Sonra kahvemi aldım, klavyemin başına geçtim. Ve sadece yazdım.. Dağınıklığı düşünmeden, sorulara cevap aramadan, travmalar yaralar, nasıllar niyeler, bunu neden yaptılar, hiç mi pişman olmadılar, kırılanların hakkını kim ödeyecek diyerek öfkelenmeler olmadan.. Parmağımdan ne dökülüyorsa onları akıttım şimdiye.. Benim savrulma yolculuğum 2020 gibi başlamış, 2025 ise kayboldum demelerimin yılı olmuş.. Şimdi bugünümden, şimdiden, tüm dağınıklığımla, tüm geçmişimle, tüm kayıplarımla hem bir bütün hem de hepsinden azade olmuş bir günden yazıyorum..
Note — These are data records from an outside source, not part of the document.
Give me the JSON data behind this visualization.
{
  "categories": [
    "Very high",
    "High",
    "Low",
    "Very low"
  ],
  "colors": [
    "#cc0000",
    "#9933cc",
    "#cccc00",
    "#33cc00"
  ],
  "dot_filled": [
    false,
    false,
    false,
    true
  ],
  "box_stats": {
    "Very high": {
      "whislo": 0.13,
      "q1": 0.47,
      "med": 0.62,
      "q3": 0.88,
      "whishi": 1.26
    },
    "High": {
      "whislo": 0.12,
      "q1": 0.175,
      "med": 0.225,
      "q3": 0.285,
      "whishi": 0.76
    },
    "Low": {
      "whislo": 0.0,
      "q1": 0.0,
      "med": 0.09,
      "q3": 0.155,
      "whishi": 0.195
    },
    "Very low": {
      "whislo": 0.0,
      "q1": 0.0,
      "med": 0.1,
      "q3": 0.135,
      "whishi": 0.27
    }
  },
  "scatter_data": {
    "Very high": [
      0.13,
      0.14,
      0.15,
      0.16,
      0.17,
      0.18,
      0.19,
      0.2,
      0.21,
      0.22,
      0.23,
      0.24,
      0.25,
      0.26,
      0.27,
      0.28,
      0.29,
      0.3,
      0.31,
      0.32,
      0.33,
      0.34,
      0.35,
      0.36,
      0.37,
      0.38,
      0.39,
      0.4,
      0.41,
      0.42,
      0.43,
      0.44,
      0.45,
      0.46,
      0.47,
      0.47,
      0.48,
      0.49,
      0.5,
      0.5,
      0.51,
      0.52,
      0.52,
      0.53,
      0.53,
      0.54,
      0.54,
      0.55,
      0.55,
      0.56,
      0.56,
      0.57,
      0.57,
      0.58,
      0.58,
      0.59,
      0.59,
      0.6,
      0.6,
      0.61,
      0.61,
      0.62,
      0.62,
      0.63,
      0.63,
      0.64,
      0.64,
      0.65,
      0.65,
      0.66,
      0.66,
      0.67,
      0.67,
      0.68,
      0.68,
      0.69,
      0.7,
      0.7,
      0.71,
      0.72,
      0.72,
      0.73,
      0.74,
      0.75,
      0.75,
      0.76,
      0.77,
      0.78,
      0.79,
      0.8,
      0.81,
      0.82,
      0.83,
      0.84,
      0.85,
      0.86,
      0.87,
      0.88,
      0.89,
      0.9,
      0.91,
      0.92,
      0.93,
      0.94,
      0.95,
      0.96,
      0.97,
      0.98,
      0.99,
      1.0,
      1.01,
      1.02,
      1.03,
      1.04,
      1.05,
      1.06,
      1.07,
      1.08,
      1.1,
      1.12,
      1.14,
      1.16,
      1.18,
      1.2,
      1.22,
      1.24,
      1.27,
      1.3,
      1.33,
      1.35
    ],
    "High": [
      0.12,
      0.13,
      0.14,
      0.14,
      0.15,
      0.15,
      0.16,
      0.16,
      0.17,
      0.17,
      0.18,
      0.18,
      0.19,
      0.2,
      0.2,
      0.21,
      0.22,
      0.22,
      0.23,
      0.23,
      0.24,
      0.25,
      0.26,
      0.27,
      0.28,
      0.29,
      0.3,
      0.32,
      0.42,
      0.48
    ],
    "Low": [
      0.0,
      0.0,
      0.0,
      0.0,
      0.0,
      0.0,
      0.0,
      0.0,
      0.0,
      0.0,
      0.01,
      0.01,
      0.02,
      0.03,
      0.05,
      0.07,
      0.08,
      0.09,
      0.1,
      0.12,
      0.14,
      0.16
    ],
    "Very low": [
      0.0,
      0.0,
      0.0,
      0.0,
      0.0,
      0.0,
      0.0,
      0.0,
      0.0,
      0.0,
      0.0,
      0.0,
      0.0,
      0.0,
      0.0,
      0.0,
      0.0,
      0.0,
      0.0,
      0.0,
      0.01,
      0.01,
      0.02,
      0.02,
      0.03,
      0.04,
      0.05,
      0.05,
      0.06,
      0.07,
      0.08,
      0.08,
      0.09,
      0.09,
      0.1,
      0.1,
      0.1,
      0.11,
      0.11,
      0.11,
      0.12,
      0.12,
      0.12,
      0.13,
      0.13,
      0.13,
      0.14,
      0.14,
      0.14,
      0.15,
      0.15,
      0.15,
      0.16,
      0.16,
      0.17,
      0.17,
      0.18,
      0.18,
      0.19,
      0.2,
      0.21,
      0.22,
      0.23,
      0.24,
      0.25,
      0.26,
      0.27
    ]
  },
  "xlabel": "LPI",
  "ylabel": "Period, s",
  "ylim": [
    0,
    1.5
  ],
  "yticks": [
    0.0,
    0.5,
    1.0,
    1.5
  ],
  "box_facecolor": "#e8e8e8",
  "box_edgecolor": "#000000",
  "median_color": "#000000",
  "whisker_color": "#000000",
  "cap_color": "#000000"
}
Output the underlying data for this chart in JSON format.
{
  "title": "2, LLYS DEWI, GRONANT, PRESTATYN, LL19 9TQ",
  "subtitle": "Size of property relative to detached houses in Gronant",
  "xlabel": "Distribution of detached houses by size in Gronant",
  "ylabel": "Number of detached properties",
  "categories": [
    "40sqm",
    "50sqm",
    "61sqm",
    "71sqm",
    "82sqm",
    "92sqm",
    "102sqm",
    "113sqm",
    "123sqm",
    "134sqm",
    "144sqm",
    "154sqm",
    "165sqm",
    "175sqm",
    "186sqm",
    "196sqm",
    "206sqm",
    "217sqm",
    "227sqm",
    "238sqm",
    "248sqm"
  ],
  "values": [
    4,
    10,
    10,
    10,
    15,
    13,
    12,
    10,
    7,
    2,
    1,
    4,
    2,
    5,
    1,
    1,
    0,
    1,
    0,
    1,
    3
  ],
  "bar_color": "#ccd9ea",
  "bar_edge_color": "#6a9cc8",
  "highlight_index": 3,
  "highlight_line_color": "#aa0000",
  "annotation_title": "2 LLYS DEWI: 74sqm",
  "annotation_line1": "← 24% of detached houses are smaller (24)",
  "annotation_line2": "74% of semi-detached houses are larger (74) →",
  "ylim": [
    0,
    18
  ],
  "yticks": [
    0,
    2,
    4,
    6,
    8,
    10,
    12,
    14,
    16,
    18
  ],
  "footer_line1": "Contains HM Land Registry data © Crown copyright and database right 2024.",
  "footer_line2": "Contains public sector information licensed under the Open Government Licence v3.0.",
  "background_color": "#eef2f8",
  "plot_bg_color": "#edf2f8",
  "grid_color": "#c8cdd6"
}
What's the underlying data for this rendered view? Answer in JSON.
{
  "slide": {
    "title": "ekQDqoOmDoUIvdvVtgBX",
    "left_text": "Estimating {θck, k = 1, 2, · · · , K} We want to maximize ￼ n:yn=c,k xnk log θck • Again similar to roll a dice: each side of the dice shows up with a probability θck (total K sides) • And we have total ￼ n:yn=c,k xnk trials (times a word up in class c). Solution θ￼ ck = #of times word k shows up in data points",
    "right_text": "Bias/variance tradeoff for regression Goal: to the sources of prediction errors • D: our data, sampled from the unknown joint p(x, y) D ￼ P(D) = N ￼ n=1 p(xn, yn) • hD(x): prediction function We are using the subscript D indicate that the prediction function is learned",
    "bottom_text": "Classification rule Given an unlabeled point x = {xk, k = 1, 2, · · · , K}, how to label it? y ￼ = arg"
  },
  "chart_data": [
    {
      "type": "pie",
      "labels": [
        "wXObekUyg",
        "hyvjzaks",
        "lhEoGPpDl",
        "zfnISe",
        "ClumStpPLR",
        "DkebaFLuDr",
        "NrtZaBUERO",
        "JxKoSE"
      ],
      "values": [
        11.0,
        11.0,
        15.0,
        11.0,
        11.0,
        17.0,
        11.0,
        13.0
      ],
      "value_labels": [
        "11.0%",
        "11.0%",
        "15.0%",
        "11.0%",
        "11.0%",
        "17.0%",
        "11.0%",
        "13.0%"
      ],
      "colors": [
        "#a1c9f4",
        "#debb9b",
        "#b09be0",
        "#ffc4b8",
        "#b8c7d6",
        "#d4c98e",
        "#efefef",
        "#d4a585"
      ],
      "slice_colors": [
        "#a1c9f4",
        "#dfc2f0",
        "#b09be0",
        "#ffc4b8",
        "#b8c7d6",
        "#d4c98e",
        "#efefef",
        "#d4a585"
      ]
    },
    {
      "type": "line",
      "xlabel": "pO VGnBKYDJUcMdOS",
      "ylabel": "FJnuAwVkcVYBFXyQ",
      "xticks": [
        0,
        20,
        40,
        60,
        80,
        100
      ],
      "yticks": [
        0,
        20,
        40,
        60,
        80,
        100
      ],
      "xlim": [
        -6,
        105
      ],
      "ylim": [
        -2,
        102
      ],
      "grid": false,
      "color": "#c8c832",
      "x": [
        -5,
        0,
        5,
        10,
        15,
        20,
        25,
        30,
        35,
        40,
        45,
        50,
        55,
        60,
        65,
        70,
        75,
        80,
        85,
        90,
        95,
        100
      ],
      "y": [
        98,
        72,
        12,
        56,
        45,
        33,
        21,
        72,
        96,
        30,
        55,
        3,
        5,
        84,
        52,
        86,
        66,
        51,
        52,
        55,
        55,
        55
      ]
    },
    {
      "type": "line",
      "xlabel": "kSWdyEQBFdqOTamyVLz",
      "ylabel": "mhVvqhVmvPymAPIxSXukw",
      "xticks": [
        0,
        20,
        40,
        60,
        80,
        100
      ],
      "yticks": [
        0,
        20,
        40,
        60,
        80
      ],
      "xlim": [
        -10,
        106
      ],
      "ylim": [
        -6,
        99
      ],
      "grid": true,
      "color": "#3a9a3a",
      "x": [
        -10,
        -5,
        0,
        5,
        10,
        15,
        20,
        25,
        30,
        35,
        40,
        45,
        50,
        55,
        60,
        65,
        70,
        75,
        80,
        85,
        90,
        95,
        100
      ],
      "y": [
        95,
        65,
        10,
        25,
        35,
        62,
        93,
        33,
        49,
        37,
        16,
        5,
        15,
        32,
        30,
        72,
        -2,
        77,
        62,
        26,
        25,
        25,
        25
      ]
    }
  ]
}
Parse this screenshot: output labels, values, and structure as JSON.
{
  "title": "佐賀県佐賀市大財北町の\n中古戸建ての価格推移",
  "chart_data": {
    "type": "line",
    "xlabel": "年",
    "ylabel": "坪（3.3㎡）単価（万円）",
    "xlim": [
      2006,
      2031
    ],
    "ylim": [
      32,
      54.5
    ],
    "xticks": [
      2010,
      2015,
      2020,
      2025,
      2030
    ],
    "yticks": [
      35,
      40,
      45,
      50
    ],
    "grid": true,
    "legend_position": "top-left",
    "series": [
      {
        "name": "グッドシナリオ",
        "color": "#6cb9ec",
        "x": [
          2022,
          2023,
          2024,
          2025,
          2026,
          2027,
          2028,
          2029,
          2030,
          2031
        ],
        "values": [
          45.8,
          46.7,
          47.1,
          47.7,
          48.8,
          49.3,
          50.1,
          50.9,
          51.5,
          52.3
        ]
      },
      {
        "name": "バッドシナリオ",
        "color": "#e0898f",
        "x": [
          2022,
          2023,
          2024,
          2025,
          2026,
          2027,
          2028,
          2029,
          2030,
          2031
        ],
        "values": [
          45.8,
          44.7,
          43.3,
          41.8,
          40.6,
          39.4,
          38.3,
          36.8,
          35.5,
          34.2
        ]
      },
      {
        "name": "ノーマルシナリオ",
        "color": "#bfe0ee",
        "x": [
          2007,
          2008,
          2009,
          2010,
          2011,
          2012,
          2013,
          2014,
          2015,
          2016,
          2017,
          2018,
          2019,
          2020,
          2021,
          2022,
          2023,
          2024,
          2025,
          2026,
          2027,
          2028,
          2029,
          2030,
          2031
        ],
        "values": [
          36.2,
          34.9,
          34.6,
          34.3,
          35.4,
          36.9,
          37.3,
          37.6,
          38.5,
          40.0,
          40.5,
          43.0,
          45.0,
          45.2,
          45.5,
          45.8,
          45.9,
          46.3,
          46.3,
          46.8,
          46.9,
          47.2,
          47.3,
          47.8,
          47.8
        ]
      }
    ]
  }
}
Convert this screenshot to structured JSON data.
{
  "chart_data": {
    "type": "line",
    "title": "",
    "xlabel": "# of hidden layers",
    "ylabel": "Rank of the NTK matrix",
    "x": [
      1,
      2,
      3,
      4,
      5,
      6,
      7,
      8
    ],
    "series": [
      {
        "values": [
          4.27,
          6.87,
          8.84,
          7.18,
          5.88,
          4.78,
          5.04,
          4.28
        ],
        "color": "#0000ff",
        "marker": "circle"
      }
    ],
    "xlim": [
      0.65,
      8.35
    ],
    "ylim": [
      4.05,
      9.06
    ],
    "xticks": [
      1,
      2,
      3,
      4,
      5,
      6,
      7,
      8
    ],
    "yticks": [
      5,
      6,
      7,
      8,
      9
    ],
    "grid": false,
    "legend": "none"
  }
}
Belki de artık eve dönmek zamanıdır.. Belki de artık, eve dönüş yolunu bulmak zamanıdır.. Belki de artık artık o savruluşların, o kayboluşların sonunda kendini gerçekten bulmaya başlamanın zamanıdır.. Ben yıllar sonra ilk kez kendime diyorum ki, bu yeni yolculuğa seninle sevgi, şeffaflık, tutarlılık, güven ve sadakatle varım..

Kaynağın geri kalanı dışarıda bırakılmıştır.